I'm sharing this because yesterday Sarah brought home some short stories she had written that we were supposed to read. One of them talked about her favorite animal being horses. She shared that one of the reasons she loves horses is because they stay in herds. (Is that true? I don't know if it is, but let's pretend, ok?) She said that some animals don't stay with their families and she would hate that because she doesn't know what she would do without her family. She said that I make sure she eats healthy and tell her what she is supposed to do. She said Josh keeps her in line. And she said her brother and sister encourage her to do things she doesn't think she can do. She said that I tell her what she is supposed to do like it is a great thing. And it reaffirmed that thought I just had, that that is what I'm supposed to do. I am so thankful that she appreciates that. Now, if I can just keep her away from all of the kids with awesome moms who not only feed and bathe their children, but also find time to be fun and exciting. :)
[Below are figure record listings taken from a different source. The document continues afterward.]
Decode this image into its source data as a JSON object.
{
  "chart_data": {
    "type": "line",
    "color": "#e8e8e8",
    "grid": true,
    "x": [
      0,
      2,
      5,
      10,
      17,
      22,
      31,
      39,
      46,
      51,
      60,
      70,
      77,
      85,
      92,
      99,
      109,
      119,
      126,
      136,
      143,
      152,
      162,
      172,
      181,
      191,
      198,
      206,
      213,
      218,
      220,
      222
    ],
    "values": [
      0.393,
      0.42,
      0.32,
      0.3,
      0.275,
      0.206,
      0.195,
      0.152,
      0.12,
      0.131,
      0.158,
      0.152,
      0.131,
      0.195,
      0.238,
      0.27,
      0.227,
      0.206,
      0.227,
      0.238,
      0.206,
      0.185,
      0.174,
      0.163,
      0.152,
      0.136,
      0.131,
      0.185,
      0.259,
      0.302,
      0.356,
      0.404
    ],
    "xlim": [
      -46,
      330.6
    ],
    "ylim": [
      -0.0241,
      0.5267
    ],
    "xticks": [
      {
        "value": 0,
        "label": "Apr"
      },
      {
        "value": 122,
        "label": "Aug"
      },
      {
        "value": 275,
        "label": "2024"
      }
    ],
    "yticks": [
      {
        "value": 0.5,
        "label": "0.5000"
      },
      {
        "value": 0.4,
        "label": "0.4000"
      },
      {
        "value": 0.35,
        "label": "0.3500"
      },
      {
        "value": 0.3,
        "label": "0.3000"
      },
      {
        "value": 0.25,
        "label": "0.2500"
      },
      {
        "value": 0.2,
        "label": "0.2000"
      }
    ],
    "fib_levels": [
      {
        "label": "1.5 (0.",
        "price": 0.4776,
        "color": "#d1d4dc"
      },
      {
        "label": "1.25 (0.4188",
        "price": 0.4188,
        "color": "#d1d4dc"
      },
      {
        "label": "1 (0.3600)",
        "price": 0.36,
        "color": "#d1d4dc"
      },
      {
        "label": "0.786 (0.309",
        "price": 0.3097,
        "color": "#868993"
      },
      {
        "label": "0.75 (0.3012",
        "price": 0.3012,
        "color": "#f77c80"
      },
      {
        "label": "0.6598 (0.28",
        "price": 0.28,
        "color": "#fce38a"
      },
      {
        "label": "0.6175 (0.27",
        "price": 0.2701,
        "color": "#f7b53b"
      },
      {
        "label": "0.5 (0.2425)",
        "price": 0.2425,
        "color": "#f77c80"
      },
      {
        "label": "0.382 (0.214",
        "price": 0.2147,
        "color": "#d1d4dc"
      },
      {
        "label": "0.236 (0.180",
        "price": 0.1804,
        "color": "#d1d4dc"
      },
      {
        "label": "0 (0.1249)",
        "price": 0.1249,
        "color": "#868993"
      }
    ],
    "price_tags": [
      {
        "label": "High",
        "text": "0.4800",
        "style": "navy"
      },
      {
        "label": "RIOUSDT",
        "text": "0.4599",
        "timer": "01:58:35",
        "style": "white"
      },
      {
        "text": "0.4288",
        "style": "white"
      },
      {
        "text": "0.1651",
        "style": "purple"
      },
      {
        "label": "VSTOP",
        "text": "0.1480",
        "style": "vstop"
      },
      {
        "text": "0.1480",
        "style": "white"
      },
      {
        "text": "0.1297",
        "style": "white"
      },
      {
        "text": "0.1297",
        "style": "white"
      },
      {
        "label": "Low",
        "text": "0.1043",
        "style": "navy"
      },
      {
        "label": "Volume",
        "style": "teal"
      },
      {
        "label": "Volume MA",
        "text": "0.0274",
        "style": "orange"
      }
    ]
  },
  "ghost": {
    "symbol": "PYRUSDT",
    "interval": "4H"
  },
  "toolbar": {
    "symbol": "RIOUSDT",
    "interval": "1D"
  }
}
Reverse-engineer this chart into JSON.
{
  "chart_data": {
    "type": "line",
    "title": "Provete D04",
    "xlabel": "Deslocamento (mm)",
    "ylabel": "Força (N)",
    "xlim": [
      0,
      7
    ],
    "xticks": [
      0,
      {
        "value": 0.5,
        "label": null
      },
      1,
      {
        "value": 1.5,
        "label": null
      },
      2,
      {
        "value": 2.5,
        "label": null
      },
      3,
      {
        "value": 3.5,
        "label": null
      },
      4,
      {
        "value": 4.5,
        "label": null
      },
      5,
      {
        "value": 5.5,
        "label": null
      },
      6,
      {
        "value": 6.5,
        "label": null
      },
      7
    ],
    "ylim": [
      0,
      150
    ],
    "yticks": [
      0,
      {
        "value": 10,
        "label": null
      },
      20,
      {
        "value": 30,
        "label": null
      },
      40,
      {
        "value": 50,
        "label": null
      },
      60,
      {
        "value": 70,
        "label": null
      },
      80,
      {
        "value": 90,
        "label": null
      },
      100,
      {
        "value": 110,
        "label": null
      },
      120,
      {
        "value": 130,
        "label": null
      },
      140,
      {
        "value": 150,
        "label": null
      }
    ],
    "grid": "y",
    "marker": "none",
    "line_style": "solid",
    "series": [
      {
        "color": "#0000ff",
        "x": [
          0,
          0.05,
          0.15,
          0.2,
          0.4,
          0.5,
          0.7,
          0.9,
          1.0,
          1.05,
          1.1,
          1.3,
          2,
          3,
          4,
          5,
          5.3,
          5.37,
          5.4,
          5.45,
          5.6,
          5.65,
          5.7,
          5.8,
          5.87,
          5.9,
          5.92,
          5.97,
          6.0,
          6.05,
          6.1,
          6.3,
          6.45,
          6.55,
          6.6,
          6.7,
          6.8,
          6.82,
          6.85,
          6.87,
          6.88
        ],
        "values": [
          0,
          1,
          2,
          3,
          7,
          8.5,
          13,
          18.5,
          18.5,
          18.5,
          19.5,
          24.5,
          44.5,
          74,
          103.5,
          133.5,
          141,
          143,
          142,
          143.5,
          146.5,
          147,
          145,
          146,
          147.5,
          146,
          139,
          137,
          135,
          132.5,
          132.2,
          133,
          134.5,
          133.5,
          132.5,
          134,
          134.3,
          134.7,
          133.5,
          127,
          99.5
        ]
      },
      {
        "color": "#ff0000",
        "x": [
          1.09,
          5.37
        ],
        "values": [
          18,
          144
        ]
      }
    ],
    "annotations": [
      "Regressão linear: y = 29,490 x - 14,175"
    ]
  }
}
It's an amazing thing when your children begin expressing themselves in ways other than laying on the floor kicking and screaming. When you are able to read their thoughts and experience their imaginations. When we got Kate's first report card this year, her teacher said that she looks forward to Kate's laughter and "hearing the stories she tells". I thought that was so sweet. Then I kind of panicked, like, oh my gosh, what kind of stories is she telling??? That thought comes from my own insecurities. That the truth will come out that not only am I not the greatest mom ever, but some days, I just stink at it.
It's the realization that it doesn't matter how hard I try to get perfect family pictures with matching clothes.
It doesn't matter if Josh and I do lots of "good" things for our church or community.
It doesn't matter if other people think we are wonderful.
What matters is the pictures our kids paint. How do they see us and the life we've given them? Do they know that "keeping them straight" and "telling them what they are supposed to do" comes from a place of love and wanting what is best for them? I hope so. I hope that all of the days, the good, the bad, and the ugly, will one day create a beautiful masterpiece in their minds because it is covered in brushstrokes of love.